Best Practices & Tips For Getting Your Junk Insurance Refund



Hidden costs are a genuine issue, and insurance policies are no different. If the fine print is taking a little too much out of your pocket, you may be a victim of junk insurance practices. Here’s what you can do to fix that.

Understand what junk insurance is

While additional fees are always annoying, junk insurance is outright unethical. It is the practice of stacking an agreement with various clauses and conditions that aren’t likely to ever come about, but still have to be paid for. Think of them as extensions to your insurance package, except they’re entirely useless to you. Sometimes they take the form of policies that sound sensible, but which you’d never be able to claim on. Sometimes they’re worded vaguely, slipped in between regular clauses, so you’re not even aware that they’re there to begin with. If you need some help navigating the jargon, watch out for the phrase “add-on insurance.”
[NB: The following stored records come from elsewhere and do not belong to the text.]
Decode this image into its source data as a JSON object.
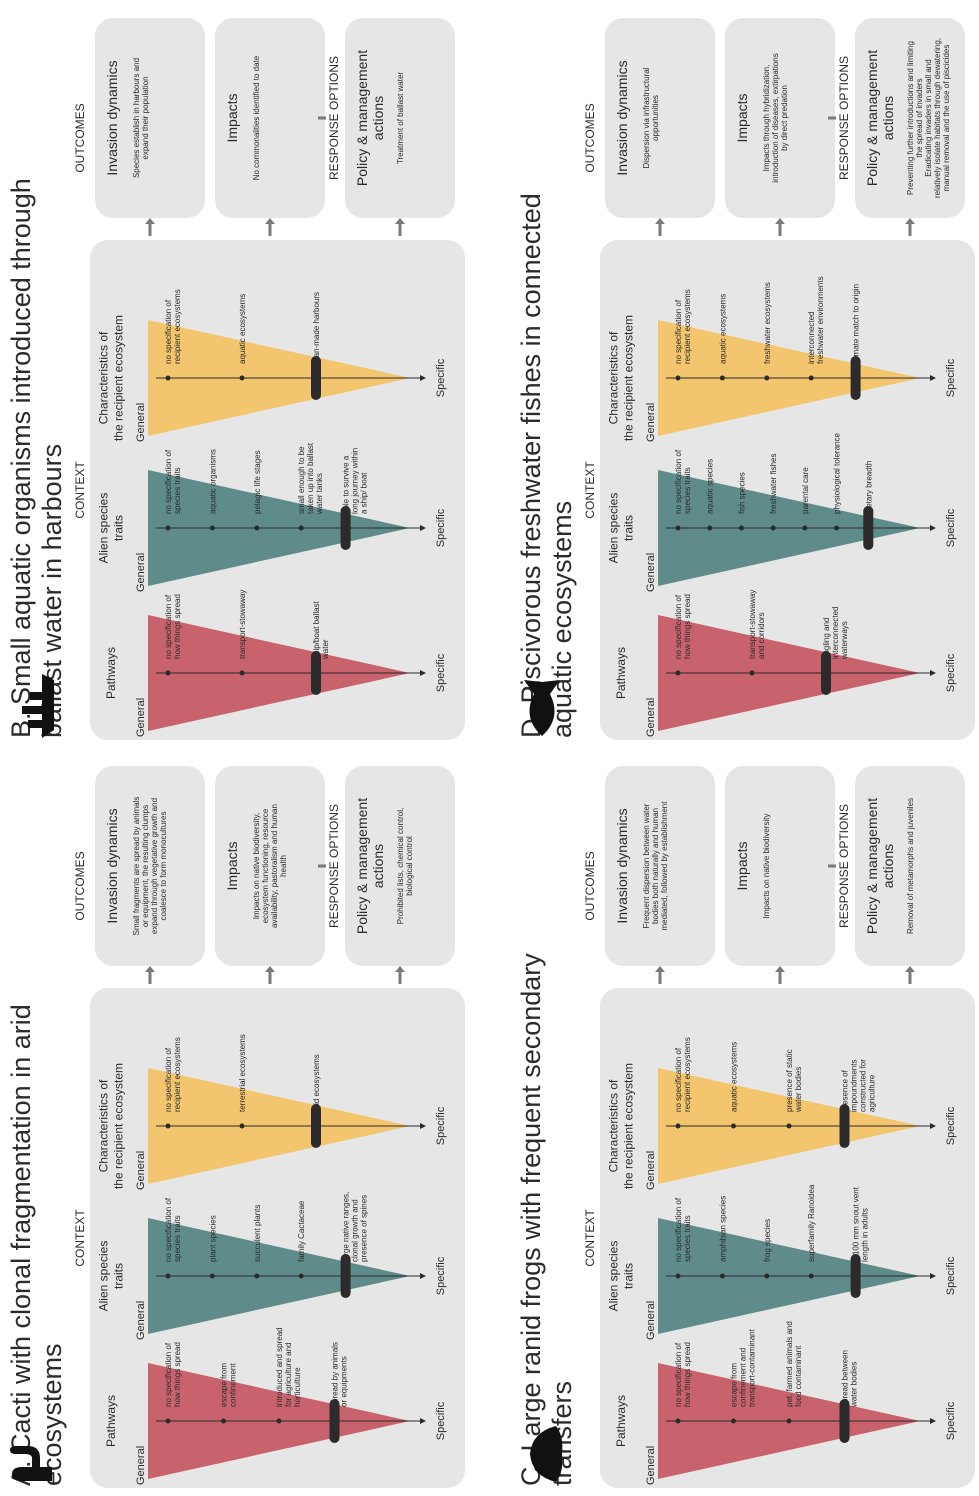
{
  "labels": {
    "context": "CONTEXT",
    "outcomes": "OUTCOMES",
    "response_options": "RESPONSE OPTIONS",
    "general": "General",
    "specific": "Specific",
    "pathways": "Pathways",
    "alien_traits": [
      "Alien species",
      "traits"
    ],
    "recipient": [
      "Characteristics of",
      "the recipient ecosystem"
    ],
    "invasion_dynamics": "Invasion dynamics",
    "impacts": "Impacts",
    "policy": [
      "Policy & management",
      "actions"
    ]
  },
  "colors": {
    "pathways": "#c8626c",
    "traits": "#5f8c8a",
    "recipient": "#f2c56e",
    "panel": "#e6e6e6",
    "marker": "#2b2b2b",
    "arrow": "#7a7a7a"
  },
  "panels": [
    {
      "id": "A",
      "title": [
        "A. Cacti with clonal fragmentation in arid",
        "ecosystems"
      ],
      "icon": "cactus-icon",
      "pathways": {
        "notes": [
          [
            "no specification of",
            "how things spread"
          ],
          [
            "escape from",
            "confinement"
          ],
          [
            "introduced and spread",
            "for agriculture and",
            "horticulture"
          ],
          [
            "spread by animals",
            "or equipments"
          ]
        ],
        "level": 4
      },
      "traits": {
        "notes": [
          [
            "no specification of",
            "species traits"
          ],
          [
            "plant species"
          ],
          [
            "succulent plants"
          ],
          [
            "family Cactaceae"
          ],
          [
            "large native ranges,",
            "clonal growth and",
            "presence of spines"
          ]
        ],
        "level": 5
      },
      "recipient": {
        "notes": [
          [
            "no specification of",
            "recipient ecosystems"
          ],
          [
            "terrestrial ecosystems"
          ],
          [
            "arid ecosystems"
          ]
        ],
        "level": 3
      },
      "invasion_text": [
        "Small fragments are spread by animals",
        "or equipment, the resulting clumps",
        "expand through vegetative growth and",
        "coalesce to form monocultures"
      ],
      "impacts_text": [
        "Impacts on native biodiversity,",
        "ecosystem functioning, resource",
        "availability, pastoralism and human",
        "health"
      ],
      "policy_text": [
        "Prohibited lists, chemical control,",
        "biological control"
      ]
    },
    {
      "id": "B",
      "title": [
        "B. Small aquatic organisms introduced through",
        "ballast water in harbours"
      ],
      "icon": "ship-icon",
      "pathways": {
        "notes": [
          [
            "no specification of",
            "how things spread"
          ],
          [
            "transport-stowaway"
          ],
          [
            "ship/boat ballast",
            "water"
          ]
        ],
        "level": 3
      },
      "traits": {
        "notes": [
          [
            "no specification of",
            "species traits"
          ],
          [
            "aquatic organisms"
          ],
          [
            "pelagic life stages"
          ],
          [
            "small enough to be",
            "taken up into ballast",
            "water tanks"
          ],
          [
            "able to survive a",
            "long journey within",
            "a ship/ boat"
          ]
        ],
        "level": 5
      },
      "recipient": {
        "notes": [
          [
            "no specification of",
            "recipient ecosystems"
          ],
          [
            "aquatic ecosystems"
          ],
          [
            "man-made harbours"
          ]
        ],
        "level": 3
      },
      "invasion_text": [
        "Species establish in harbours and",
        "expand their population"
      ],
      "impacts_text": [
        "No commonalities identified to date"
      ],
      "policy_text": [
        "Treatment of ballast water"
      ]
    },
    {
      "id": "C",
      "title": [
        "C. Large ranid frogs with frequent secondary",
        "transfers"
      ],
      "icon": "frog-icon",
      "pathways": {
        "notes": [
          [
            "no specification of",
            "how things spread"
          ],
          [
            "escape from",
            "confinement and",
            "transport-contaminant"
          ],
          [
            "pet, farmed animals and",
            "food contaminant"
          ],
          [
            "spread between",
            "water bodies"
          ]
        ],
        "level": 4
      },
      "traits": {
        "notes": [
          [
            "no specification of",
            "species traits"
          ],
          [
            "amphibian species"
          ],
          [
            "frog species"
          ],
          [
            "superfamily Ranoidea"
          ],
          [
            "> 100 mm snout vent",
            "length in adults"
          ]
        ],
        "level": 5
      },
      "recipient": {
        "notes": [
          [
            "no specification of",
            "recipient ecosystems"
          ],
          [
            "aquatic ecosystems"
          ],
          [
            "presence of static",
            "water bodies"
          ],
          [
            "presence of",
            "impoundments",
            "constructed for",
            "agriculture"
          ]
        ],
        "level": 4
      },
      "invasion_text": [
        "Frequent dispersion between water",
        "bodies both naturally and human",
        "mediated, followed by establishment"
      ],
      "impacts_text": [
        "Impacts on native biodiversity"
      ],
      "policy_text": [
        "Removal of metamorphs and juveniles"
      ]
    },
    {
      "id": "D",
      "title": [
        "D. Piscivorous freshwater fishes in connected",
        "aquatic ecosystems"
      ],
      "icon": "fish-icon",
      "pathways": {
        "notes": [
          [
            "no specification of",
            "how things spread"
          ],
          [
            "transport-stowaway",
            "and corridors"
          ],
          [
            "angling and",
            "interconnected",
            "waterways"
          ]
        ],
        "level": 3
      },
      "traits": {
        "notes": [
          [
            "no specification of",
            "species traits"
          ],
          [
            "aquatic species"
          ],
          [
            "fish species"
          ],
          [
            "freshwater fishes"
          ],
          [
            "parental care"
          ],
          [
            "physiological tolerance"
          ],
          [
            "dietary breadth"
          ]
        ],
        "level": 7
      },
      "recipient": {
        "notes": [
          [
            "no specification of",
            "recipient ecosystems"
          ],
          [
            "aquatic ecosystems"
          ],
          [
            "freshwater ecosystems"
          ],
          [
            "interconnected",
            "freshwater environments"
          ],
          [
            "climate match to origin"
          ]
        ],
        "level": 5
      },
      "invasion_text": [
        "Dispersion via infrastructural",
        "opportunities"
      ],
      "impacts_text": [
        "Impacts through hybridization,",
        "introduction of diseases, extirpations",
        "by direct predation"
      ],
      "policy_text": [
        "Preventing further introductions and limiting",
        "the spread of invaders",
        "Eradicating invaders in small and",
        "relatively isolate habitats through dewatering,",
        "manual removal and the use of piscicides"
      ]
    }
  ]
}
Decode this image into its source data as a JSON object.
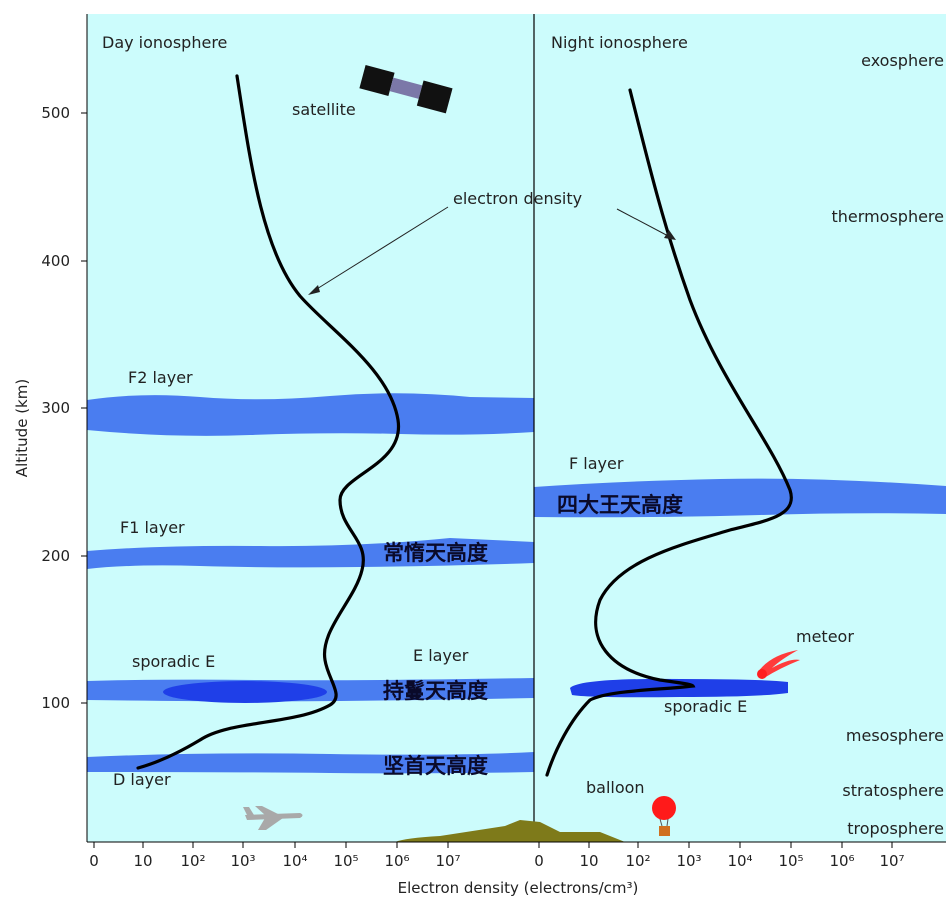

Identify if you’ve been paying it

You can clarify your suspicions by looking at your old loan statements or credit card statements. Request copies from your bank if you don’t already have a personal archive. Read through the policies and see if you catch any junk legalese.

Some phrases to look for are:

  • * Extended warranty

  • Mechanical breakdown insurance

  • GAP insurance/ Guaranteed Asset Protection

  • Consumer credit insurance/ CCI

  • Loan protection

  • Loan termination insurance

  • Mortgage protection

  • Contents insurance

If you find any of these, you may have a basis for claiming a refund. Double-check what you’ve paid and what it covers. If you believe that you’ve been charged useless unethical fees, consult an expert on how to get junk insurance back.

Understand the different types

These unwanted fees come in several different categories. These are the most common ones:

  • Consumer credit insurance (CCI)

This type of junk comes with things like vehicle loans, home loans, personal loans, and credit cards. It’s typically sold by insurance companies and banks. In theory, it should cover you if you can’t make your minimum monthly repayment - for example, if you’re sick, injured, become unemployed, or still have outstanding loans when you pass away. In practice, CCI is entirely optional and you can exclude it when you apply for a loan or credit card. Many sellers don't tell you this, however, or they pressure you into signing up for it.

  • Guaranteed asset protection (a.k.a. GAP insurance)

This is a type of vehicle insurance clause. As the name implies, it’s supposed to cover a gap - the difference between the price of your vehicle at the moment of purchase and the moment when you claim the insurance on it. Let’s put that into context. If your car is damaged in an accident, your insurance company will pay you only its market price at that time. This is usually less than the loan you took out to buy it. That’s the difference that GAP is supposed to cover. However, it only applies if you have a comprehensive insurance policy on your vehicle. If you don’t, you shouldn’t have been sold GAP either.

  • Mechanical breakdown insurance (MBI, a.k.a. extended warranty)

MBI is so ubiquitous that it even became a meme format: “We’ve been trying to reach you about your car’s extended warranty.” It works as a simple trade: you purchase some goods that have a warranty. Your warranty provider agrees to replace or repair parts of those goods if they fail or are proven to be defective within the period specified by the warranty. In return for that guarantee, you pay a fee. The catch here is that it’s only practical for brand-new goods. If you buy something second-hand, chances are that the warranty will have so many exceptions and exclusions as to be useless. You’d be paying for a service that you wouldn’t be allowed to claim.

Look for a list of common offenders

If you’re changing your insurance provider or choosing one for the first time, do a little background check. Visit the website (or call an office) of a regulatory body, such as a Securities and Investments Commission (or whatever your governmental equivalent is called).

They should have a database of insurance companies, banks, warranty providers, vehicle dealers, etc. who have been caught selling junk policies to consumers. Make sure the institution you’re considering isn’t on that list. Additionally, you could research recent legal proceedings in your area and see which financial houses to steer clear of.